Proteasome inhibition (PI) has been reported to interfere with antibody‐driven autoimmune diseases. The impact of PI on the allergic immune response and on skin diseases like atopic dermatitis (AD) has not been thoroughly explored, however. Here, we examined whether the PI bortezomib interferes with the allergic immune response and the severity of AD by using an established mouse model of allergen‐driven dermatitis, to which bortezomib was applied after the establishment of systemic sensitization to ovalbumin.

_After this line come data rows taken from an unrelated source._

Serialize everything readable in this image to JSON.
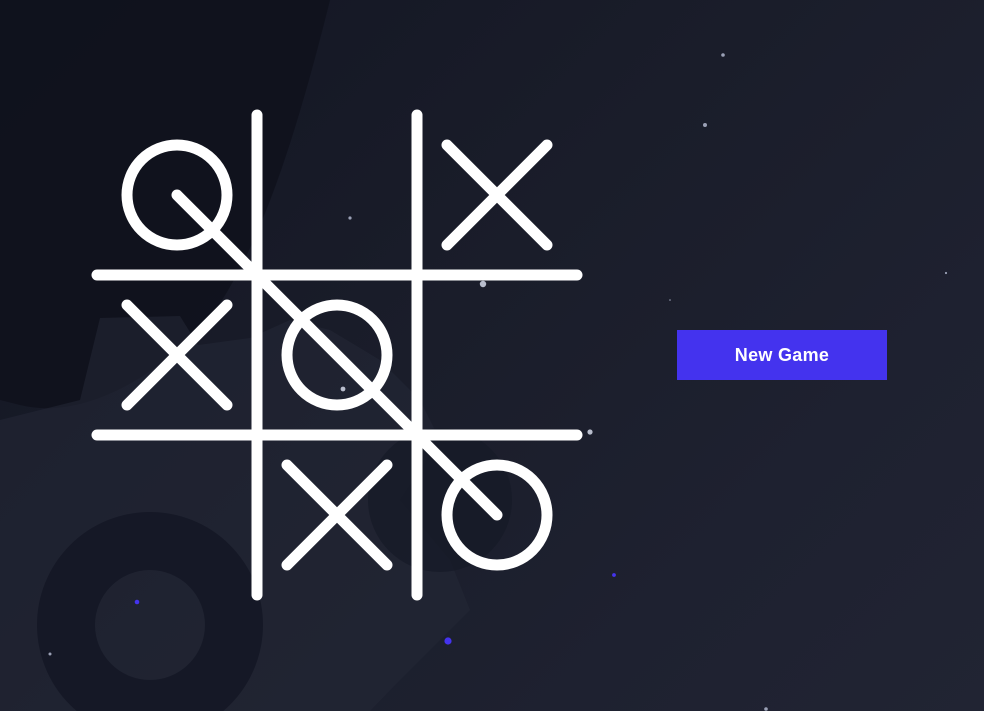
{
  "board": {
    "cells": [
      "O",
      "",
      "X",
      "X",
      "O",
      "",
      "",
      "X",
      "O"
    ],
    "winner": "O",
    "winning_line": "main-diagonal"
  },
  "controls": {
    "new_game_label": "New Game"
  },
  "colors": {
    "background": "#141724",
    "marks": "#ffffff",
    "accent": "#4433ee"
  }
}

The treatment indeed resulted in a remarkable decrease in total and allergen‐specific plasma cells/antibody‐secreting cells, as evidenced by flow cytometry and ELISpot, respectively. This was accompanied by rapid reductions in serum antibody titres, including a prominent reduction of the IgE isotype. CD4+ and CD8+ cells were greatly diminished in lesional skin on immunohistological staining. The impressive effects at the level of immune modulation did not result in any improvement in the eczema, however. Following up on this unexpected result, we found that the skin itself was susceptible to bortezomib, by which it was instructed to lower the expression of critical skin barrier genes, especially transglutaminase‐1 and filaggrin. Together, bortezomib eliminates plasma cells and decreases immunoglobulin responses, including allergenic IgE. Although anti‐inflammatory effects are detectable in the skin, counter‐regulatory effects from PI on resident skin cells likely undermine improvement in the eczema. These results caution against the therapeutic use of bortezomib for inflammatory skin disorders, which are characterized by inherently impaired barrier function, especially AD.